Memo To: William F. Buckley, Jr.
From: Jude Wanniski
Re: Your Perry Como Column

What a wonderful column about Perry Como!! When I saw that you were writing about the singer’s death last week, I thought it unusual, until I read it all the way through. Of all the eulogies written about Perry Como, I think this would mean the most to his family and his old fans, because of the surprising touch that came at its conclusion. I almost stopped halfway through, having read the NYT obituary, but you pulled me along and I was glad you did. My wife Patricia. (who almost never recommends that I read an opinion column, figuring I already have too many of my own) also read your memorial and mentioned it in glowing terms, and I readily agreed as I had read it earlier in the day.

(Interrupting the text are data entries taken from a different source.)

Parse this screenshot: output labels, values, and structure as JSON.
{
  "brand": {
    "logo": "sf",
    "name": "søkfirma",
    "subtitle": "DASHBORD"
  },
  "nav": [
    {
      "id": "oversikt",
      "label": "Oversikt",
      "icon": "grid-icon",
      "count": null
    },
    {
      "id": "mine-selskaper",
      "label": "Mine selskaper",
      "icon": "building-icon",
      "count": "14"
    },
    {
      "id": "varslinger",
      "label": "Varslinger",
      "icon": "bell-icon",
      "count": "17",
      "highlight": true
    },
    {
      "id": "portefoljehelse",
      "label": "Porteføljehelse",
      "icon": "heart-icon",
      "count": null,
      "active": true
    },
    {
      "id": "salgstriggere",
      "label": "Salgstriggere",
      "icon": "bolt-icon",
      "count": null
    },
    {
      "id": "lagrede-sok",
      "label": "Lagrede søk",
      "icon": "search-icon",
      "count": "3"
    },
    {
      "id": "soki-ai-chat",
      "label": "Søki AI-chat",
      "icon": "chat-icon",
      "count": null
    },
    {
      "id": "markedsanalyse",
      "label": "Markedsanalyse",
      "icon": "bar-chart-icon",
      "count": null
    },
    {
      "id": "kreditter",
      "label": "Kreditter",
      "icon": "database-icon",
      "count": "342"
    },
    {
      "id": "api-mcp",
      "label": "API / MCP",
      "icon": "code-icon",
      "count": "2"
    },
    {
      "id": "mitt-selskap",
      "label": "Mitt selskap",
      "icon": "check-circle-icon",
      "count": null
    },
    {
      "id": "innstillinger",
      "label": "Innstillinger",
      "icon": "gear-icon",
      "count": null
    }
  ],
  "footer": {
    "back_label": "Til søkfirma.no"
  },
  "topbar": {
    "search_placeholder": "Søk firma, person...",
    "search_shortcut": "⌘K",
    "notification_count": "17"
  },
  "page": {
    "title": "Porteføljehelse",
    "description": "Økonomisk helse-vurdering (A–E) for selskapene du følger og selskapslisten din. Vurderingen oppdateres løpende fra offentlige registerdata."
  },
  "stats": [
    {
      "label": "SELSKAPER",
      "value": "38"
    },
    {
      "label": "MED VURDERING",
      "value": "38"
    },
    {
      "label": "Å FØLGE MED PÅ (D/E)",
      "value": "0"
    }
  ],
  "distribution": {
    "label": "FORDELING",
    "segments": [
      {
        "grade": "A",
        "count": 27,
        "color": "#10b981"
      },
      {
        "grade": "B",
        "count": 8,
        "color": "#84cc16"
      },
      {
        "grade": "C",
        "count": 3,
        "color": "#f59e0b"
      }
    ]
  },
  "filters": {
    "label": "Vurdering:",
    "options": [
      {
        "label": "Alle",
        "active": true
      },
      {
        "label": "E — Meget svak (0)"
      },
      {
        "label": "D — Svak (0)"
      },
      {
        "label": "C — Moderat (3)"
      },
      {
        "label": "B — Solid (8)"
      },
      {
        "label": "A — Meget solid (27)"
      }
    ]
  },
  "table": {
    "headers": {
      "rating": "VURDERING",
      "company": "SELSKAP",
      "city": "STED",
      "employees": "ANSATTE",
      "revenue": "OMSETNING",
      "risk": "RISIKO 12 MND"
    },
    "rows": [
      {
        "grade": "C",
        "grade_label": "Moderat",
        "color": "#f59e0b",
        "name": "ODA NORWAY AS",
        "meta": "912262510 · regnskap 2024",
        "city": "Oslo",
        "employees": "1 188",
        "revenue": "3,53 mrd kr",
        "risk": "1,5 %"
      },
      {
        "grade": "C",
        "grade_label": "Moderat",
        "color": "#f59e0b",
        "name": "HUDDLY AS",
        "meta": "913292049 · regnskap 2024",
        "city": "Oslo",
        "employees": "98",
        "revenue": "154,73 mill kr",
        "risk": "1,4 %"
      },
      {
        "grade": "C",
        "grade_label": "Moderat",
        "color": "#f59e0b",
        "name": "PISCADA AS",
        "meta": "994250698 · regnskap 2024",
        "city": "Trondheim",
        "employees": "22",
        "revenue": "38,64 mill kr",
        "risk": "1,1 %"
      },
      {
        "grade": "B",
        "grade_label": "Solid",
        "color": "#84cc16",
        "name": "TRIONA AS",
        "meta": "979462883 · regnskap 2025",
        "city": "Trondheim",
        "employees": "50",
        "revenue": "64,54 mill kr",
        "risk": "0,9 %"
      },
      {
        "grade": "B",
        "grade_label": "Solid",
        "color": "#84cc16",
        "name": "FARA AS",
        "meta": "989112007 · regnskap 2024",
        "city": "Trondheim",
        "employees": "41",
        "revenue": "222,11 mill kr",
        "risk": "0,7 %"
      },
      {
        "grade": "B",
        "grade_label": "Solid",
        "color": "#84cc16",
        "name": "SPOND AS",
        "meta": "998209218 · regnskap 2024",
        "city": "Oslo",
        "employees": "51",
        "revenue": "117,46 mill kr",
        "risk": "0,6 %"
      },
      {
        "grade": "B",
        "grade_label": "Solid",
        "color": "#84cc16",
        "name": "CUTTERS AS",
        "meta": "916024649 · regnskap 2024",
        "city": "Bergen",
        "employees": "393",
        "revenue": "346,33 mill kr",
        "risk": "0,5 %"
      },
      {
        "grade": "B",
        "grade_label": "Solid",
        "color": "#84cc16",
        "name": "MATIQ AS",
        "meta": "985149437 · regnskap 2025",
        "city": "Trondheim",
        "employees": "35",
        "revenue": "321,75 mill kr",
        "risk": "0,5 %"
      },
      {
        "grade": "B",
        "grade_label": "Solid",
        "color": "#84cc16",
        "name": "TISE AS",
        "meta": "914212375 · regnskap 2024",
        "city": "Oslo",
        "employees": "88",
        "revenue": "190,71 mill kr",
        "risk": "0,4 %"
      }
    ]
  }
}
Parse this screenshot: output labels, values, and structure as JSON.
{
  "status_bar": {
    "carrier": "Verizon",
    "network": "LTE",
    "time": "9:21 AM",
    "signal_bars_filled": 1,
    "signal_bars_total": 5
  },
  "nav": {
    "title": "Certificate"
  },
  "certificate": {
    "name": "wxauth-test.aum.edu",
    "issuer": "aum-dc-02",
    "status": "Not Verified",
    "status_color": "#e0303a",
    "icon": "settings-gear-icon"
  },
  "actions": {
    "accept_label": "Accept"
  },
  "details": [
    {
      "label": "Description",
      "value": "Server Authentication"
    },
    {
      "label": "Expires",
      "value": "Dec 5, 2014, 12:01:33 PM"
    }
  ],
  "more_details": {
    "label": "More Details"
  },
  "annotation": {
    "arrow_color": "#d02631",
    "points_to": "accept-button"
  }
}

Come to think of it, Bill, your column is one of the very few I look forward to reading any more. And I remember the time when I didn’t. Back when Patricia and I were producing the annual MediaGuide, I remember we complained in the 1988 edition that “he’d [William F. Buckley, Jr.] lost his cutting edge, that he’d diluted his energies writing those mystery books we never read, his columns knocked out on portable word processors in taxicabs between Park Avenue and LaGuardia.” Now that you have turned the heavy lifting at National Review over to the unexpected (to me) exemplary talents of editor Rich Lowry, retired your the Firing Line show, and slowed the whodunnit output, I find your reservoir of accumulated wisdom is overflowing. And as we said in 1988, you’ve always had such enormous talent, that all it took on your part was a morsel of effort for your columns to shine. The Como column would have warranted **** in the MediaGuide. So would your April 3 column, “The Sopranos’ Underside,” as you found the popular show “most interesting in its confirmation of the psychological depravity of the viewing audience.” You really should think of an anthology of your timeless writings on topics like these, social and cultural, as opposed to spot commentaries on the political world that have a different kind of historical value. I’d be glad to help you pick them out!